Politics is a living, breathing thing. You don’t often get the space or the time to really test a theory to death because your members, your activists, your MPs and councillors have the misfortune to end up collating feedback in real time. Keir Starmer may well believe that, in the end, his and his Chief of Staff’s analysis is correct. Maybe it’s right that Labour’s long-term interests lie in standing on stage, reading out Farage-adjacent lines and hoping that the audience likes the material enough to forget about the delivery. But Caerphilly shows the dangers of that approach, as will local elections in May.

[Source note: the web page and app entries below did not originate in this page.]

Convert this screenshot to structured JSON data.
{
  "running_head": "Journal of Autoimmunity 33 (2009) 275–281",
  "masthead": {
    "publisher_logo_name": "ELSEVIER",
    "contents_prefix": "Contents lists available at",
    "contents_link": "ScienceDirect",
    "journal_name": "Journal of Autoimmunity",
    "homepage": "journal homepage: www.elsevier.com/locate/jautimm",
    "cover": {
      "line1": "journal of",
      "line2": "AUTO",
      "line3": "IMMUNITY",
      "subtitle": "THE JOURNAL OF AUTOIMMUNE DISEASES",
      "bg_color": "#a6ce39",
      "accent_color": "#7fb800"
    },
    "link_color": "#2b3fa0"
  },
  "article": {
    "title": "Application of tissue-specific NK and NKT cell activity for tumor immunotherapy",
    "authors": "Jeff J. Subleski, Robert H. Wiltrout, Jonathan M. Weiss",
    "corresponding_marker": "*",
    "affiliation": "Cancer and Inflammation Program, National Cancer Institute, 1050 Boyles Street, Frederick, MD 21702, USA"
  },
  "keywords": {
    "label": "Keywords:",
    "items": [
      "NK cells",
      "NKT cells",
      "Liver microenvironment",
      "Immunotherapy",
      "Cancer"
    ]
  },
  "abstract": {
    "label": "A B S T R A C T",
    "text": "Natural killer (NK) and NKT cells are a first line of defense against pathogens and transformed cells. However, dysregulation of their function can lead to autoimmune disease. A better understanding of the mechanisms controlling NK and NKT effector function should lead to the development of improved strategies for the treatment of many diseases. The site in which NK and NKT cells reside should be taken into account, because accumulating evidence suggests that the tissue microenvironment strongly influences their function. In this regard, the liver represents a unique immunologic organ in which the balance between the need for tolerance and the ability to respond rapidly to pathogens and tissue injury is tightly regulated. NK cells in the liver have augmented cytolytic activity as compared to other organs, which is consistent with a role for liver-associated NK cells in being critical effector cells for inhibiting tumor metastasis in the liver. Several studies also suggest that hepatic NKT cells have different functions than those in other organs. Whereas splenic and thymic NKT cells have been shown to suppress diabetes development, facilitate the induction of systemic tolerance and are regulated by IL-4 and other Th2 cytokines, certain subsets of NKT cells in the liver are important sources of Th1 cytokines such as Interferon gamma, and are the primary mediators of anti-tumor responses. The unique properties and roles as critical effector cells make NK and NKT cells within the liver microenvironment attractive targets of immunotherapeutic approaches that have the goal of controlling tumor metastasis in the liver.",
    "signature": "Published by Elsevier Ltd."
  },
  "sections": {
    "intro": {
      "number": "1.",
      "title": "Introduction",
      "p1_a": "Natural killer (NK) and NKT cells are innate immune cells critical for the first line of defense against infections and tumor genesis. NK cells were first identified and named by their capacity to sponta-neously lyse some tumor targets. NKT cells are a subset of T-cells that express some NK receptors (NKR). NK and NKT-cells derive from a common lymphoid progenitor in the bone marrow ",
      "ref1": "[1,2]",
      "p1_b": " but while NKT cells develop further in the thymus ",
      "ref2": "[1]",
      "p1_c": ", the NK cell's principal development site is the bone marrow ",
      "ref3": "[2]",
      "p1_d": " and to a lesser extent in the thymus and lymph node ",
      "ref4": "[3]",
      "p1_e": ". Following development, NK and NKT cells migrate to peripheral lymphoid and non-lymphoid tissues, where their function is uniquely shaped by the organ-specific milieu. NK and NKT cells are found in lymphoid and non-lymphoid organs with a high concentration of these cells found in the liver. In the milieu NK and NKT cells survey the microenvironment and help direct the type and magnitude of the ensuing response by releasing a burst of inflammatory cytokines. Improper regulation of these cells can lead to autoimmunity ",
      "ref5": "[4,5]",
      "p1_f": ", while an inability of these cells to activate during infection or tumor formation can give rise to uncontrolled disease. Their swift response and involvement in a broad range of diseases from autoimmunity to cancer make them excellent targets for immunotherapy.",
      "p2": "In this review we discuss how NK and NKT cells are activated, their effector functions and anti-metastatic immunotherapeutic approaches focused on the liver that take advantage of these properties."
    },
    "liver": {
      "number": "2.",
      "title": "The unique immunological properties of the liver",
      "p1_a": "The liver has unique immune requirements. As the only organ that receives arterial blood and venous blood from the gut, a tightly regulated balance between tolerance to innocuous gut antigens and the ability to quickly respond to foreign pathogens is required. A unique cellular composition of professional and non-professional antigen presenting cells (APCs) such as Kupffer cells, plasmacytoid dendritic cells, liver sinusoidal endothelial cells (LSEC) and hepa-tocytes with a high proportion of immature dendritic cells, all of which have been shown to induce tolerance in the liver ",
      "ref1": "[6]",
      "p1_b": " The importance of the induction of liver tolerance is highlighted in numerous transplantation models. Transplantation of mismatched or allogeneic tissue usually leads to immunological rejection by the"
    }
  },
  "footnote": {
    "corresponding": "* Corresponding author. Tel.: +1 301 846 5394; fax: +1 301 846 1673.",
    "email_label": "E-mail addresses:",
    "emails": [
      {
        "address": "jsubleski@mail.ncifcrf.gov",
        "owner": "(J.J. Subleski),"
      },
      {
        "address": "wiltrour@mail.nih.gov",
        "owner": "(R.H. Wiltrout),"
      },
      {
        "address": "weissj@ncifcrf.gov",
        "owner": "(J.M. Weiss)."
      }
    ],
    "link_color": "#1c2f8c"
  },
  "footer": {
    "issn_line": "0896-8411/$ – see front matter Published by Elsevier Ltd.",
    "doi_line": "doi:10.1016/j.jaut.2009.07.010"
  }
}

We end this note with a final quote from Tommy Cooper, Caerphilly’s greatest export. Because it sums up how many Labour members feel this morning and because it nails the pathos of this historic defeat. “There have been times that I have known disappointment, even despair. The public never realised because I was laughing on the outside while I was crying on the inside. Very dangerous that - you could easily drown”.